# '93 altima GXE Dashlights



## Snake (Mar 28, 2005)

i installed a jvc deck into my 5spd altima 3 months ago.. when the deck was installed i removed the 5 disc changer, i have no lights working on my dash or my clock.. my clock works if my headlights are off but when they are on the clock doesnt work.. how do i get my dashboard lights to work i cant tell what speed im going at night. please help i have the wires for the deck butt connected correctly with the correct wires going to the correct wire... is there a factory amp somewhere that i need to remove? Please help

thanks


----------



## Aussie_Dan (Aug 21, 2004)

when you installed the deck, did you use the 'earth' wire in the original deck loom or did you find a new chassis earth under the dash somewhere?????
if you used the 'earth' in the loom, remove it and earth the wire from the deck, to the chassis somewhere. then check your fuse box for blown lighting fuses and replace any that are blown.
I've had this happen on a car before and that's how we fixed it. Hopefully this will help.


----------



## KA24Tech (Feb 2, 2004)

What do you have the Red/Yellow and the Red/Blue wires connected to on the head unit harness?

Troy


----------



## Snake (Mar 28, 2005)

red - red (being power) yellow to yellow for memory batery acc and my blue is connect to my remote for my amplifier


----------



## KA24Tech (Feb 2, 2004)

I am sure those those connections are fine... I am asking about what is connected to the dash harness red wire with a yellow stripe and the other red wire with a blue stripe?

Troy


----------



## Snake (Mar 28, 2005)

i will have to look on saturday.. i have two harnesses one going for the speakers i believe and the other one is for mostly the deck.


----------



## Aussie_Dan (Aug 21, 2004)

as i said before..... check your earth!!!!!


----------



## Snake (Mar 28, 2005)

earth as in the black ground wire?


----------



## mrnoname (Feb 24, 2005)

in the factory harness there is a illumination wire that wire will show ground(so you think its the right ground wire) but actually if yu turn your lights on it gets power, then when that wire has power and its connected to the dround wire of the radio its a short and pops the fuse. so moral of the story is just always ground the head unit to some bare metal behind the radio.


----------



## Snake (Mar 28, 2005)

so are you trying to say to ground the orange illumination wire?


----------



## Snake (Mar 28, 2005)

KA24Tech - i took the deck out i have an extra factory harness.. (blue with silver squares) and (red with silver squares) both wires going into a factory harness and stuck going no where.... so thats an open red and blue.. do i take that as ground the blue and hook red as positive ? suggestions on that one pleaseee i have no clue where to wire those ones into maybe red to power and blue to remote?

edit:
sorry there is also a red wire with a silver stripe (or black) hard to tell at 3:10am and it also is part of the three wires in a factory harness going nowhere theres nothing to plug them into.. so overal here it is

going to a factory harness 
Red Wire with Silver Squares
Red Wire with Silver line down it
Blue wire with silver Squares
all leading to factory harness pluging into nothing


----------



## mrnoname (Feb 24, 2005)

no do not ground the illumination. jus cap it off and leave it.


----------



## Snake (Mar 28, 2005)

yep there cut going no where


----------



## mrnoname (Feb 24, 2005)

are yu still having the problem? and if yu are write wat color yu got going to wat. and if yu cut the factory harness or did yu get a harness???


----------



## Snake (Mar 28, 2005)

Yellow - Yellow
Red - Red
Black - Black -black that is grounded on my metal behind the deck and to the left abit
orange white - orange white
orange - cut off with mars cap
blue white - remote for subs
blue white - blue whitch is blue from speaker harness - blue white whitch is part of the cd harness (NOT the harness that goes into the deck the harness that plugs into the other harness that leads to the deck if u understand.

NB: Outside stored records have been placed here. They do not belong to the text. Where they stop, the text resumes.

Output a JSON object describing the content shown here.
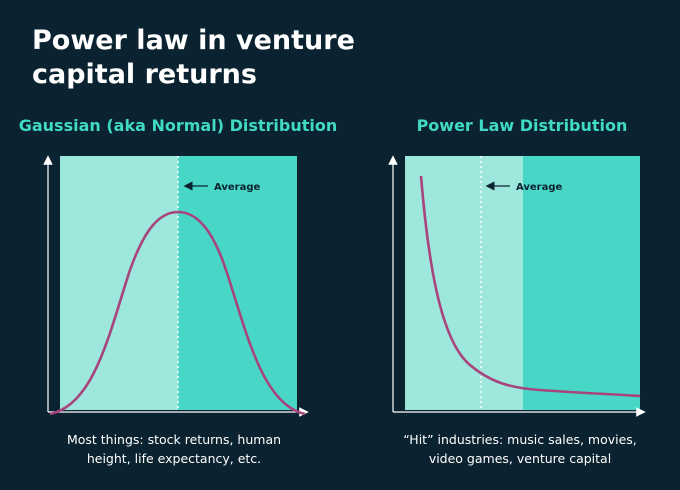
{
  "header": {
    "title_lines": [
      "Power law in venture",
      "capital returns"
    ]
  },
  "panels": [
    {
      "title": "Gaussian (aka Normal) Distribution",
      "average_label": "Average",
      "caption_lines": [
        "Most things: stock returns, human",
        "height, life expectancy, etc."
      ]
    },
    {
      "title": "Power Law Distribution",
      "average_label": "Average",
      "caption_lines": [
        "“Hit” industries: music sales, movies,",
        "video games, venture capital"
      ]
    }
  ]
}
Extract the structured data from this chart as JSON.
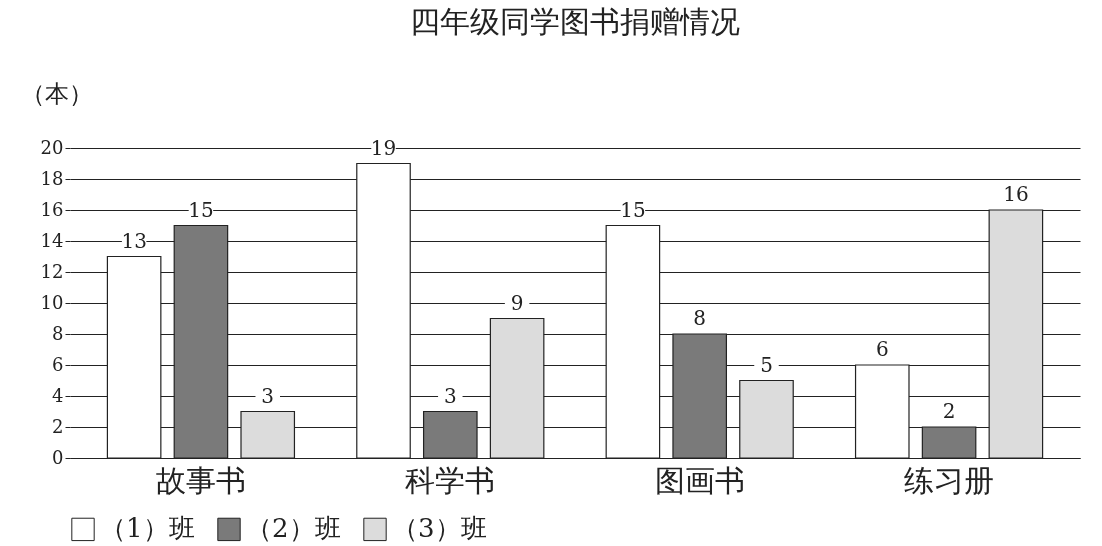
{
  "chart_data": {
    "type": "bar",
    "title": "四年级同学图书捐赠情况",
    "ylabel": "（本）",
    "categories": [
      "故事书",
      "科学书",
      "图画书",
      "练习册"
    ],
    "series": [
      {
        "name": "（1）班",
        "color": "#ffffff",
        "values": [
          13,
          19,
          15,
          6
        ]
      },
      {
        "name": "（2）班",
        "color": "#7a7a7a",
        "values": [
          15,
          3,
          8,
          2
        ]
      },
      {
        "name": "（3）班",
        "color": "#dcdcdc",
        "values": [
          3,
          9,
          5,
          16
        ]
      }
    ],
    "ylim": [
      0,
      20
    ],
    "yticks": [
      0,
      2,
      4,
      6,
      8,
      10,
      12,
      14,
      16,
      18,
      20
    ],
    "grid": "y",
    "legend": "bottom",
    "data_labels": true
  }
}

There are no "cut" wires at all except for the orange that is the illumantion i bought the wire harness.

edit:
then i have the speakers wired up but no need to list those i dont think.


----------



## mrnoname (Feb 24, 2005)

the only head units that i know of that hav a orange white on them is pioneer. but even if it is, disconnect it and cap off all the orange wires. but yu said yur head unit has 2 blue/whites???? sony has a blue white and a blue... could that be it???


----------



## Snake (Mar 28, 2005)

i have a jvc deck.... orange white is connected to orange white currently and pure orange is cut

from the factory harness i have blue white on the deck portion of the harness and a blue white on the speaker harness since theres two harnesses.. that plug in on the altima's


----------



## mrnoname (Feb 24, 2005)

ok well only connect the 
yellow + constant
red + ignition
black - ground

blue/white + remote turn on(if yu hav an amp)

white + front left
white/black - front left

grey + front right
grey/black - front right

green + rear left
green/black - rear left

purple + rear right
purple/black - rear right

do not hav either orange connected.


----------